Experimental and numerical investigations of the effectiveness of engineered cementitious composites and stainless steel plates in shear strengthening of reinforced concrete beams

Abstract

AbstractThis paper investigates the shear strengthening of reinforced concrete (RC) beams incorporating engineered cementitious composite (ECC) and stainless steel plates (SSPs). The use of ECC, characterized by strain‐hardening in conjunction with SSPs, was investigated in this study to improve the shear performance of RC beams. Total 10 RC beams were tested under static loading up to failure to investigate a few key parameters, namely: material of strengthening (ECC and SSPs), the thickness of ECC, and shape and configuration of SSPs. Experimental findings showed that the proposed strengthening methods can significantly improve the failure pattern and increase the ultimate shear capacity of the studied RC beams by 36%–97% compared to the unstrengthened beam.
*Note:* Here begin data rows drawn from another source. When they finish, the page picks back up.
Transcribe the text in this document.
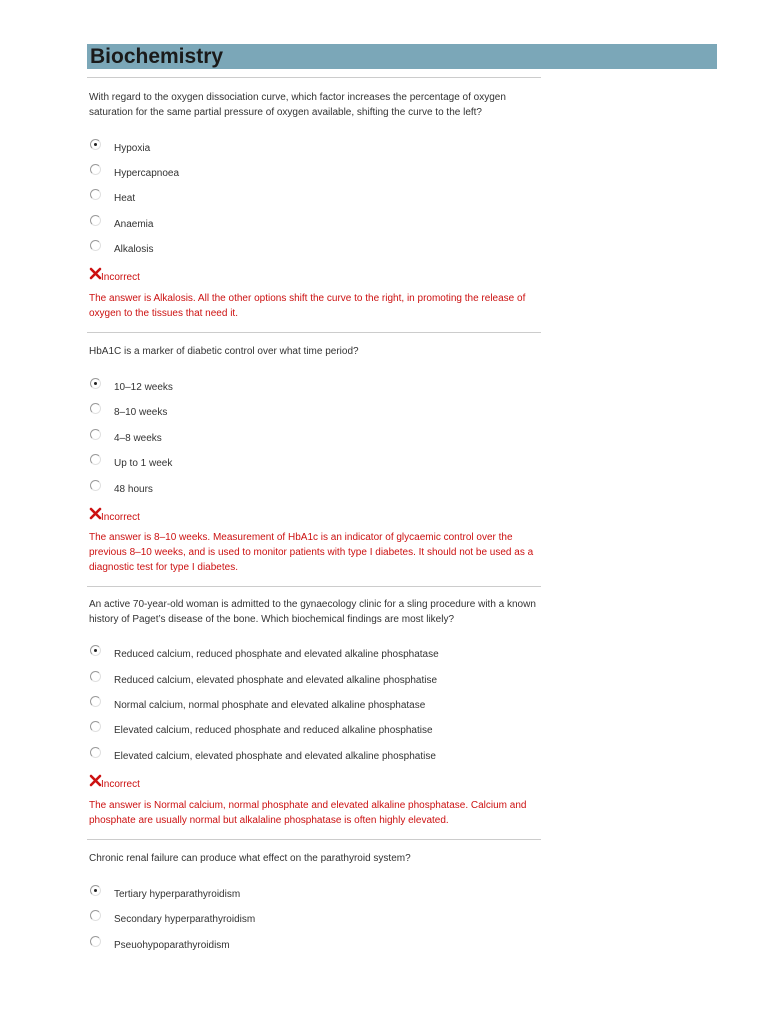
Biochemistry
With regard to the oxygen dissociation curve, which factor increases the percentage of oxygen saturation for the same partial pressure of oxygen available, shifting the curve to the left?
Hypoxia
Hypercapnoea
Heat
Anaemia
Alkalosis
Incorrect
The answer is Alkalosis. All the other options shift the curve to the right, in promoting the release of oxygen to the tissues that need it.
HbA1C is a marker of diabetic control over what time period?
10–12 weeks
8–10 weeks
4–8 weeks
Up to 1 week
48 hours
Incorrect
The answer is 8–10 weeks. Measurement of HbA1c is an indicator of glycaemic control over the previous 8–10 weeks, and is used to monitor patients with type I diabetes. It should not be used as a diagnostic test for type I diabetes.
An active 70-year-old woman is admitted to the gynaecology clinic for a sling procedure with a known history of Paget’s disease of the bone. Which biochemical findings are most likely?
Reduced calcium, reduced phosphate and elevated alkaline phosphatase
Reduced calcium, elevated phosphate and elevated alkaline phosphatise
Normal calcium, normal phosphate and elevated alkaline phosphatase
Elevated calcium, reduced phosphate and reduced alkaline phosphatise
Elevated calcium, elevated phosphate and elevated alkaline phosphatise
Incorrect
The answer is Normal calcium, normal phosphate and elevated alkaline phosphatase. Calcium and phosphate are usually normal but alkalaline phosphatase is often highly elevated.
Chronic renal failure can produce what effect on the parathyroid system?
Tertiary hyperparathyroidism
Secondary hyperparathyroidism
Pseuohypoparathyroidism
Experimental results were compared against the predicted ultimate shear strength of RC beams using design equations specified by various design codes. Nonlinear three‐dimensional finite element modeling was developed for beams strengthened with ECC layer and validated against the test results and found to be accurate. Based on the experimental and numerical results, new shear capacity formulae were proposed considering the ratio of ECC‐to‐concrete beam cross‐section (ρECC) and then verified against the numerical predictions.